The very first Psalm provides an important contrast between the wicked and the righteous.

How blessed is the man who does not walk in the counsel of the wicked, nor stand in the path of sinners, nor sit in the seat of scoffers! But his delight is in the law of the LORD, and in His law he meditates day and night. He will be like a tree firmly planted by streams of water, which yields its fruit in its season and its leaf does not wither; and in whatever he does, he prospers.
Psalm 1:1–3

The man who is blessed is first described by the fact that he does not have inappropriate relationships with the wicked. His way of life is in stark contrast. The psalmist provides two priorities of the blessed man.

  1. He delights in the law of the Lord.
  2. He meditates on the law day and night.

The psalmist likens the blessed man to a healthy tree that is planted in a perfect location that allows it to bear fruit in its season. This blessed man also prospers in what he does.

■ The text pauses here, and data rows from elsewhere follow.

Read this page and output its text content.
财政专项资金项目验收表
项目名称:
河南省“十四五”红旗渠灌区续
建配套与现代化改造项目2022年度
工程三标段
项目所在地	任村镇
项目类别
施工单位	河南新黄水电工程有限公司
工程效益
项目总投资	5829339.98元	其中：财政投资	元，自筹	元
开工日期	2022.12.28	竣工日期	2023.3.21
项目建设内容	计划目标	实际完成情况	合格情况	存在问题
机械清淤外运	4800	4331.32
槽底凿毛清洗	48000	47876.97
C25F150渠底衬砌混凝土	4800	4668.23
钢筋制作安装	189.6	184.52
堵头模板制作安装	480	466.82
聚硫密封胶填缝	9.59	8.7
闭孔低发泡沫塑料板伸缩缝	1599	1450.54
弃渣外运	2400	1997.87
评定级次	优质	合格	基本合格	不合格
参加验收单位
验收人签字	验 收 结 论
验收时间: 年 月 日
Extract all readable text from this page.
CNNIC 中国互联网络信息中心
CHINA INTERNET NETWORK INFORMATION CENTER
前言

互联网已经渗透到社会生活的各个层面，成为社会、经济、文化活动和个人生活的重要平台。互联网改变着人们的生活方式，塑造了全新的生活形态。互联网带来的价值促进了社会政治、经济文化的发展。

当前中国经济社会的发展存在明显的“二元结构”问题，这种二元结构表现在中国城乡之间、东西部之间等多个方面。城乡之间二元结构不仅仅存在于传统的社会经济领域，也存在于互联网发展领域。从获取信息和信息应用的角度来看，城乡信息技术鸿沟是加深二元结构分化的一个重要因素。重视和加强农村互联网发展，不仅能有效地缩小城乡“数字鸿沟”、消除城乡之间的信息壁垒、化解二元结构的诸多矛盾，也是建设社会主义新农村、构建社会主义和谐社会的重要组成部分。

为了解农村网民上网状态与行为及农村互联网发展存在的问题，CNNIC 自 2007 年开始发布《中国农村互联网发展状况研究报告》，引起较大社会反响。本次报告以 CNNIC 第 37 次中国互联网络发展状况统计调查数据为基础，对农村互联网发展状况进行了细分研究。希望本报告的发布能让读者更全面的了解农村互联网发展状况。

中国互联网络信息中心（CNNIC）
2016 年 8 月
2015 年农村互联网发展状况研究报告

If a man is delighting in God’s word and meditating on it day and night, he will most certainly be doing those things that are pleasing to God. That is why we meditate. If we are carefully considering the truth of Scripture as a constant pattern of life, we will be prepared to fulfill God’s priorities. In New Testament terms, our minds will be prepared for action (1 Peter 1:13-15).

Ironically, the Christian culture that we have grown up in generally feels pretty satisfied to just read the Bible every day. In fact, if that happens consistently, we can feel quite successful. We can read the Bible in the morning and move on with our day, with little or no further spiritual considerations. That is not the picture of the blessed man in Scripture. Meditation puts an end to the idea of satisfying a spiritual obligation that is divorced from our moment-by-moment life. It is important to consistently spend time in the word. But our time spent in the word is to prepare us to meditate on the word through the rest of the day and even the night. Time in the word is the beginning point, not the end.

The blessed man is not simply fulfilling a spiritual responsibility. He actually delights in the word. That is, he longs for it with a great passion. He finds both pleasure and satisfaction in meditating on the precious truths of Scripture. In the coming weeks we will consider other benefits the blessed man enjoys because of his faithful meditation.